August 25, 2024 – Twenty-first Sunday in Ordinary Time: Fr. John Edmunds, ST (@10:25 in video)
August 25, 2024
TWENTY-FIRST SUNDAY IN ORDINARY TIME
Joshua 24:1-2,15-18
Ephesians 5:21-32
John 6:60-69
The new space telescope, the James Webb, has given humanity an astounding vision of the universe. There are somewhere in the neighborhood of two trillion galaxies, ten times more than we could see with the Hubble Telescope, each with about a hundred billion stars — that’s two hundred billion trillion stars (ten with twenty-four zeros after it) twinkling in the nighttime sky. Astounding. Our own sun, an ordinary star by all standards, is so immense that it is burning eleven billion pounds of hydrogen a second, has been doing so for five billion years and will continue to do so for another five or so. Astounding. A single oyster lays over 100 million eggs in a season. We’d be up to our ya-yas in oysters if they all grew to maturity. Astounding. But the most astounding thing of all is that in less than 10,000 years a creature living known as ”homo sapiens” has moved from clubbing a mastodon on the head with a rock to flying a space ship to the moon. Human beings are different from all the rest of this astounding creation because of one thing — our ability to choose. All that the stars can do is shine; all that the sun can do is burn; all the oyster can do is oyst.
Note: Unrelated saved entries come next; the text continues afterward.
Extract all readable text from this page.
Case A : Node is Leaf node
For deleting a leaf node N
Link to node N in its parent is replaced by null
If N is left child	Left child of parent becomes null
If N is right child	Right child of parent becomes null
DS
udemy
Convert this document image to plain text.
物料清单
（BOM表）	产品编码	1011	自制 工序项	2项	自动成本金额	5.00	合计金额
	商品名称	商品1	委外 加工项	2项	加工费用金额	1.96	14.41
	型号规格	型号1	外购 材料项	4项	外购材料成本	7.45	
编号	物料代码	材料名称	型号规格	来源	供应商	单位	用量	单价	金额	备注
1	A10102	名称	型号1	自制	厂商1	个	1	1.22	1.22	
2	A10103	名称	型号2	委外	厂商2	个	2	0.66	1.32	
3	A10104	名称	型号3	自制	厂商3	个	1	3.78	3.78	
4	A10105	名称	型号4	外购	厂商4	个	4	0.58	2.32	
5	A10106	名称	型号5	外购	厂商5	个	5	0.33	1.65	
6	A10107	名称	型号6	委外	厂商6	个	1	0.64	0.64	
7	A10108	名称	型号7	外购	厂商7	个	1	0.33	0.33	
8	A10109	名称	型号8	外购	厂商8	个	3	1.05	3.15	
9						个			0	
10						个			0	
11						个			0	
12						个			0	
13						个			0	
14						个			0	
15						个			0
But we can make our own way. We can choose life — or death. Perhaps the scriptures can best be viewed as an instruction manual in human choice. It would not be too far-fetched to claim that the purpose of God’s self-revelation is to enable us to choose to be human.
Joshua certainly appreciates the power and significance of human choice. “Decide today whom you will serve,” he urges the people. One is not forced to choose the God they had come to know. They could decide to follow another way, perhaps trying to accommodate the gods of their neighbors. How to tell which way to choose? Joshua says, look at your history. Look at the way God has dealt with you. See the hand of God active in your life leading you out of slavery; you know what you should choose. But the story of their lives did not make the choice automatic. After all, although God did perform miracles leading them through the Red Sea, they also had to suffer wandering in the desert for forty years. Though they were fed manna, the reason they needed the manna was because they were starving. History has both goodness and suffering. The choice is not a no-brainer. Rather the decision is a leap of trust. Do you believe in the God of miracles or in the suffering you’ve endured? If you believe that you are cared for and protected, choose God. The choice for God is not a mathematical conclusion but a risk taken — risking that miracles of love and caring are the true reality of human life.
St. Paul spells out what such a human choice should look like. To decide for God determines how one is going to live. In a recent poll by George Gallup 79% of Americans said they believe in God. If there are so many God-fearing folk around how come things aren’t better? The most likely explanation is that people aren’t willing to face the implications of choosing for God. To decide for God is not feeling all warm and cozy inside but taking a stance as regards this world. We are presented values by our society — get ahead, make money, make yourself comfortable, take care of number one — which run contrary to the ways of God. Paul suggests that if we look at what we know of God we will find what we are to do. Once we choose to have everything reflect the love Christ has for us then we know what to do, how to act.
But this biblical word is easier said than done. As all of us who strive to decide for God know, things are not quite that simple. Sometimes it is not at all clear how we are to act when we want to choose for God. How can I be faithful to my marriage vows in an intolerable situation? How can I forgive people who have hurt me terribly? How can I remain in a church with reports of clergy abusing children? What can I do about war, poverty, hunger, street violence, racism? Not knowing the correct choice, we too frequently feel immobilized. Afraid of making a mistake we give up the most basic part of our humanity, our ability to choose, and just let things happen. It is at moments like these that it is vital to remember that our decisions, as important as they are, are not nearly as significant as the prior choice that God has made. For God has decided too; God has chosen you, has chosen me. “No one can come to me unless it is granted by the Father,” says Jesus. The decision of God is to never abandon us, to be with us no matter what. You can almost hear the weariness in Jesus’ voice (steeling himself for another rejection) as he asks the Twelve to make a choice. “Do you also want to leave?” But Peter answers the way believers through the centuries always have: where else can we go? You are our best hope to be alive, to be ourselves. I choose you because you have chosen me. The truth of the matter: our human choices are merely echoes of the divine choice. We take the risk of believing in God because God believes in us and we are confident God will be with us no matter what. We claim by being Christians that our choice is the one Jesus would make if he were in our shoes. We are not deciding about this or that thing, but about who we are, and about whose we are meant to be.